KROP
- Brawley, California; United States;
- Broadcast area: Imperial Valley
- Frequency: 1300 kHz

Programming
- Format: Christian radio
- Affiliations: SRN News

Ownership
- Owner: The Voice of International Christian Evangelism, Inc.
- Sister stations: KGBA, KGBA-FM

History
- First air date: November 1946
- Former call signs: KROP (1946–1998); KKSC (1998–2001);
- Call sign meaning: "Crop", the Imperial Valley is an agricultural region

Technical information
- Licensing authority: FCC
- Facility ID: 63470
- Class: B
- Power: 1,000 watts (day); 475 watts (night);
- Transmitter coordinates: 33°6′56.2″N 115°30′48.6″W﻿ / ﻿33.115611°N 115.513500°W

Links
- Public license information: Public file; LMS;
- Webcast: Listen live
- Website: kgba.org

= KROP =

Radio station in Brawley, California, United States

KROP (1300 AM) is a commercial radio station licensed to Brawley, California, United States, and serving the Imperial Valley. It broadcasts a Christian format simulcast with KGBA-FM (100.1), and is owned by The Voice of International Christian Evangelism, Inc. The studios are on West State Street in El Centro.

==History==
The station first signed on the air in November 1946. It got the call sign KROP because the Imperial Valley is an agricultural region. The station was a CBS Radio Network affiliate, although in the 1960s, it switched to the Mutual Broadcasting System.

KROP had several music formats from the 1950s to the early 1980s, when it switched to a Talk radio format. In 1995, it flipped to country music. This lasted until 1998, when the station became KKSC, "ESPN 1300", a sports radio station affiliated with ESPN Radio. Though the station's audience grew with the sports format, KKSC had trouble selling the format to advertisers, rendering the station dependent on the profits of sister station 96.1 KSIQ.

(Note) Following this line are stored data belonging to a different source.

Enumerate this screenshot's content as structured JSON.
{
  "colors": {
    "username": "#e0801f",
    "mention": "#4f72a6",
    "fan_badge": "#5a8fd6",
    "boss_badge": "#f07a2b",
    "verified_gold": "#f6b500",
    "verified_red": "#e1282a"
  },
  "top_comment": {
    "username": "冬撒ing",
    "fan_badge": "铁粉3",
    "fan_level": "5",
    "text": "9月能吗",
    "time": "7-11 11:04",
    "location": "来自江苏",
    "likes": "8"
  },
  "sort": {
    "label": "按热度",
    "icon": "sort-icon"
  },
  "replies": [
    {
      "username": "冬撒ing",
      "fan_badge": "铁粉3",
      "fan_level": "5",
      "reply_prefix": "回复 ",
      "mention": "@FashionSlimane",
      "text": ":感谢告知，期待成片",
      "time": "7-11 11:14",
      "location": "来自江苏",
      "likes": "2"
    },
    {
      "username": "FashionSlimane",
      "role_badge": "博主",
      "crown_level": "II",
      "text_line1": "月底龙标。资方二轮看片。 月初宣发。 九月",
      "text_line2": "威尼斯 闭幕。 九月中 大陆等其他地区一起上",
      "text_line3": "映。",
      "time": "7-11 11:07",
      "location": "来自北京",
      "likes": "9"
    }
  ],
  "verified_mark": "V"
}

Commonwealth Communications purchased the station from Stodelle Broadcasting in 1999. Two years later, the station changed back to KROP and began playing a classic country format provided by Westwood One's "Real Country" service. Cherry Creek Radio bought the station in 2003. In 2010, LarDog Communications, LLC. purchased KROP, installed new state of the art broadcasting equipment and changed the format back to talk radio.

After KSIQ was moved into the San Diego radio market, Cherry Creek Radio shut down KROP in April 2010, as the lack of an FM sister station made it difficult for the station to compete in the Imperial Valley radio market. The station was sold, and returned on the air when the sale was completed in August 2010. Brawley High School Wildcat Football was broadcast via the World Wide Web.

On August 1, 2014, KROP returned to classic country, citing low advertising revenues for the talk radio format.

It was reported on January 1, 2018, that KROP went off the air. The phone numbers for both KROP and its owner, LarDog, have been disconnected. The website is also not available. After briefly resuming operations in August, a lightning strike put the station off the air on August 27.

On June 11, 2019, LarDog filed to donate KROP to The Voice of International Christian Evangelism, which owns KGBA-AM-FM in Holtville. The donation was consummated on August 12, 2019.